Par un mémoire en défense enregistré le 20 janvier 2026, le ministre de l’intérieur conclut au non-lieu à statuer sur les conclusions aux fins de suspension et d’injonction et s’en remet à la sagesse du tribunal quant à l’application de l’article L. 761-1 du code de justice administrative.

Il produit la copie de la vignette du visa délivré le 15 janvier 2026 à l’intéressé.

Le bénéfice de l’aide juridictionnelle totale a été accordé à Mme A... par décision du 19 janvier 2026.

Vu :
- la décision attaquée ;
- le recours administratif préalable obligatoire dont l’intéressée a saisi la commission de recours contre les décisions de refus de visa d'entrée en France le 26 décembre 2025 ;
- les autres pièces du dossier ;

Vu :
- la loi n° 91-647 du 10 juillet 1991 relative à l’aide juridique ;
- le code de justice administrative.

Les parties ont été régulièrement averties du jour de l’audience et informées de la radiation de l’affaire du rôle de l’audience publique du 27 janvier 2026.


Considérant ce qui suit :

Aux termes de l’article L. 521-1 du code de justice administrative : « Quand une décision administrative, même de rejet, fait l’objet d’une requête en annulation ou en réformation, le juge des référés, saisi d’une demande en ce sens, peut ordonner la suspension de l’exécution de cette décision, ou de certains de ses effets, lorsque l’urgence le justifie et qu’il est fait état d’un moyen propre à créer, en l’état de l’instruction, un doute sérieux quant à la légalité de la décision (...) ».

Lorsque le juge des référés a estimé, au vu de la requête dont il est saisi, qu’il y avait lieu, non de la rejeter en l’état pour l’un des motifs mentionnés à l’article L. 522-3 du code de justice administrative, mais d’engager la procédure prévue à l’article L. 522-1 de ce code, il lui incombe de poursuivre cette procédure et, notamment, de tenir une audience publique.
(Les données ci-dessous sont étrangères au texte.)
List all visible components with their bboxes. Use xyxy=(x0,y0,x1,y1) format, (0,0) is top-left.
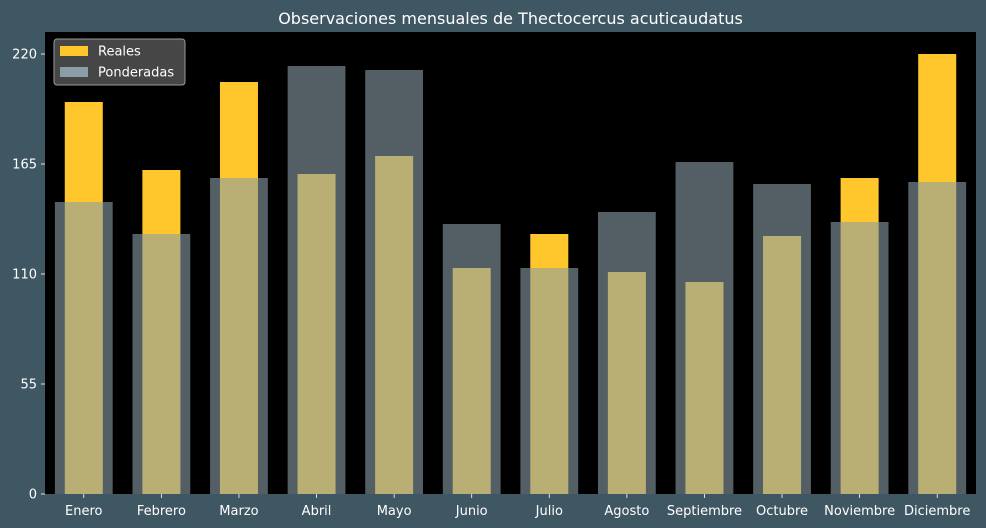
x-tick-label: Marzo xyxy=(219,504,258,519)
x-tick-label: Enero xyxy=(65,504,103,519)
bar-ponderadas xyxy=(675,162,734,494)
bar-ponderadas xyxy=(753,184,811,494)
bars-layer xyxy=(54,54,967,494)
x-tick-label: Julio xyxy=(535,504,563,519)
bar-ponderadas xyxy=(830,222,889,494)
bar-ponderadas xyxy=(132,234,191,494)
legend: Reales Ponderadas xyxy=(53,38,186,86)
x-tick-label: Noviembre xyxy=(824,504,895,519)
x-tick-label: Mayo xyxy=(377,504,412,519)
chart-title: Observaciones mensuales de Thectocercus … xyxy=(278,9,743,28)
y-tick-label: 220 xyxy=(12,48,37,63)
x-tick-label: Junio xyxy=(455,504,488,519)
y-tick-label: 55 xyxy=(20,378,37,393)
plot-area xyxy=(45,32,976,494)
legend-label-ponderadas: Ponderadas xyxy=(98,66,174,81)
legend-label-reales: Reales xyxy=(98,45,141,60)
bar-ponderadas xyxy=(365,70,424,494)
bar-ponderadas xyxy=(442,224,501,494)
bar-ponderadas xyxy=(210,178,268,494)
bar-ponderadas xyxy=(597,212,656,494)
x-tick-label: Abril xyxy=(302,504,332,519)
x-tick-label: Diciembre xyxy=(904,504,970,519)
bar-ponderadas xyxy=(520,268,579,494)
bar-ponderadas xyxy=(287,66,346,494)
axes-layer: Enero Febrero Marzo Abril Mayo Junio Julio Agos… xyxy=(12,48,970,520)
legend-swatch-reales xyxy=(60,46,88,56)
bar-ponderadas xyxy=(908,182,967,494)
y-tick-label: 0 xyxy=(29,488,37,503)
bar-ponderadas xyxy=(54,202,113,494)
x-tick-label: Agosto xyxy=(604,504,649,519)
x-tick-label: Febrero xyxy=(137,504,186,519)
legend-swatch-ponderadas xyxy=(60,67,88,77)
x-tick-label: Octubre xyxy=(756,504,808,519)
y-tick-label: 165 xyxy=(12,158,37,173)
y-tick-label: 110 xyxy=(12,268,37,283)
x-tick-label: Septiembre xyxy=(667,504,742,519)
Il en va cependant différemment lorsque, après que cette procédure a été engagée, intervient un évènement rendant sans objet la requête. Dans ce cas, le juge des référés peut, dans le cadre de son office, constater un non-lieu sans tenir d’audience.

Postérieurement à l’introduction de la requête, le visa sollicité a été délivré, ce qui prive d’objet les conclusions aux fins de suspension et d’injonction présentées par la requérante. Il n’y a, par suite, plus lieu d’y statuer.

Mme A... a obtenu le bénéfice de l’aide juridictionnelle totale. Par suite, Me Le Roy, son avocate, peut se prévaloir des dispositions des articles L. 761-1 du code de justice administrative et 37 de la loi du 10 juillet 1991. Il y a lieu, dans les circonstances de l’espèce, et sous réserve qu’elle renonce à percevoir la somme correspondant à la part contributive de l’Etat, de mettre à la charge de l’Etat le versement à Me Le Roy d’une somme de 500 euros.


O R D O N N E :


Article 1er :
Il n’y a pas lieu de statuer sur les conclusions de la requête de Mme A... aux fins de suspension et d’injonction.

Article 2 :
L’Etat versera à Me Le Roy une somme de 500 euros (cinq cents euros) en application des dispositions du deuxième alinéa de l’article 37 de la loi du 10 juillet 1991 et de l’article L. 761-1 du code de justice administrative, sous réserve que celle-ci renonce à percevoir la somme correspondant à la part contributive de l’Etat.

Article 3 :
La présente ordonnance sera notifiée à Mme D... A..., au ministre de l'intérieur et à Me Le Roy.

Fait à Nantes, le 26 janvier 2026.

La vice-présidente, juge des référés,

A.-C. Wunderlich


La République mande et ordonne au ministre de l'intérieur en ce qui le concerne ou à tous commissaires de justice à ce requis en ce qui concerne les voies de droit commun contre les parties privées, de pourvoir à l’exécution de la présente décision.